EU pig farming on the brink

EU pig farming on the brink
Photo is illustrative in nature. From open sources.

“We are going blind,” said Err Carol Joliffe, who breeds pigs in Brittany. “We would like to invest, but we don’t know where we are going.”

Pig prices rose sharply in Europe last year as production declined due to high grain and energy prices. But unlike previous cycles, European pig producers have been slow to resume production despite record prices this year that have restored profitability to many farms.

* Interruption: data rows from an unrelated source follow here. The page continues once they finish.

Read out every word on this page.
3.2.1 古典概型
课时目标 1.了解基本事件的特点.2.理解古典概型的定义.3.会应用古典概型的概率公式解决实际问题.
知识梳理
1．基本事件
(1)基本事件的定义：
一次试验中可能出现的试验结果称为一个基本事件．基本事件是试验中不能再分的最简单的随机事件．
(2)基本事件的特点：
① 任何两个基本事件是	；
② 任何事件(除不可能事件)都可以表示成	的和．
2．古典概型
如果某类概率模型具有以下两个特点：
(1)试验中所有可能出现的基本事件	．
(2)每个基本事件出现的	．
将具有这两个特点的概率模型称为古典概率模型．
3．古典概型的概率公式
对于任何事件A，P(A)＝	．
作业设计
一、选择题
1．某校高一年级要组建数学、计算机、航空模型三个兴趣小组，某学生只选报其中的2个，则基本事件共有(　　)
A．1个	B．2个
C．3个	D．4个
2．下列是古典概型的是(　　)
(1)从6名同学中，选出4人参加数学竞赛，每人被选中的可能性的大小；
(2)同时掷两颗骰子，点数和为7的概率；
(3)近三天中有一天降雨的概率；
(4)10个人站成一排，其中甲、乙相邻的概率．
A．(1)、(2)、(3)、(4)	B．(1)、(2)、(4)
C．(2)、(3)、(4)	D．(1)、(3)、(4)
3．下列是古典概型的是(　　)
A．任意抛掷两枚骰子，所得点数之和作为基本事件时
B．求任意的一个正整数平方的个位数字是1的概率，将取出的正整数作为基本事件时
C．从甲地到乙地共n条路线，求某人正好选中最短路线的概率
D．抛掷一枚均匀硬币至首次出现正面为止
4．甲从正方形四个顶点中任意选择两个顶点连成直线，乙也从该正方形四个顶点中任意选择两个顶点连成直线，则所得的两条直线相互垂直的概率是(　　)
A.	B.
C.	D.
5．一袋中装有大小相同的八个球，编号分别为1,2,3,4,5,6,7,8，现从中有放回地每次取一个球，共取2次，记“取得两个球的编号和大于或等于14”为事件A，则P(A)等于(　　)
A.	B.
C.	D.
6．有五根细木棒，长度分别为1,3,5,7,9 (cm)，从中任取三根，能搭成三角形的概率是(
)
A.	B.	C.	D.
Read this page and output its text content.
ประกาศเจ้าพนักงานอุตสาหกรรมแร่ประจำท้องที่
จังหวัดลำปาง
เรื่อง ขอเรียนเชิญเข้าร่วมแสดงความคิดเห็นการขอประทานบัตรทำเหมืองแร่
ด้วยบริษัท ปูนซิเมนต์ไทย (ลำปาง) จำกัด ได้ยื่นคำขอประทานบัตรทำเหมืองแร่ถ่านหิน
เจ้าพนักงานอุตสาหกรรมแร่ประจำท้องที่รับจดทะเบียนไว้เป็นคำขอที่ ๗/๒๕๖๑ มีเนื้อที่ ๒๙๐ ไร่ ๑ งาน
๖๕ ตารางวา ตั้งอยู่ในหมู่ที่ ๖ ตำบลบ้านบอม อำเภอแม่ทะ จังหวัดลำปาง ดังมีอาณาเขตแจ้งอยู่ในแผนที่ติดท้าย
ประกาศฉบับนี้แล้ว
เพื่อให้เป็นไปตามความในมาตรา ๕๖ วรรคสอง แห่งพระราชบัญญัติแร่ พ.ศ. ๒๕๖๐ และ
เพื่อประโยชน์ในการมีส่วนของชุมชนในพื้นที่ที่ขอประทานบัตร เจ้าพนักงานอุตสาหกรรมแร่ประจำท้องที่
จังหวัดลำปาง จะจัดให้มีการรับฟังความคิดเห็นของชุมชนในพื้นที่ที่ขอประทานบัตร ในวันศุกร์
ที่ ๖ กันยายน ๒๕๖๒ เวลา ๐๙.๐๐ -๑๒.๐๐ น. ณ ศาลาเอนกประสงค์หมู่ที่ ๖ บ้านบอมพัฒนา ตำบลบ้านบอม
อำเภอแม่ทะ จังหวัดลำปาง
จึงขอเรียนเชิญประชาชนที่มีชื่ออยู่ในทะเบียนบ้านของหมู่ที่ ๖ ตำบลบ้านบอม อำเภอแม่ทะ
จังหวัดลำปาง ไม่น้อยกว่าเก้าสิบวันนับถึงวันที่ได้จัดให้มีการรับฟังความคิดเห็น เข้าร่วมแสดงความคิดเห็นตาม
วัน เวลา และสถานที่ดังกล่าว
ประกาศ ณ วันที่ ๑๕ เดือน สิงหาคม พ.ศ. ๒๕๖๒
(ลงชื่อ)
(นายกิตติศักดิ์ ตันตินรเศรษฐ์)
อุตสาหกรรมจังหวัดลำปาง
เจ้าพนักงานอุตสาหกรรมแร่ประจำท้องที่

Analysts predict that pork production in the European Union will decline for the second year in a row in 2023, resulting in a cumulative decline of around 10%, with output likely to fall further in the coming years.

“This is a structural shift,” said Jean-Paul Cimier, MEAT analyst and author of the French commodity review Cyclope. “This is the de-intensification of European production.”

In the last decade, the EU pig industry has been hit by a Russian trade embargo, the westward spread of African swine fever, and the covid-19 pandemic . After recovering from these crises, helped by a surge in demand from CHINA , the pressure on European manufacturers seems to be reaching a climax.

Farmers fear that revisions to EU livestock rules, which could phase out cages and extend industrial pollution limits to more farms, will cost billions and lower EU pork prices in EXPORT and domestic markets.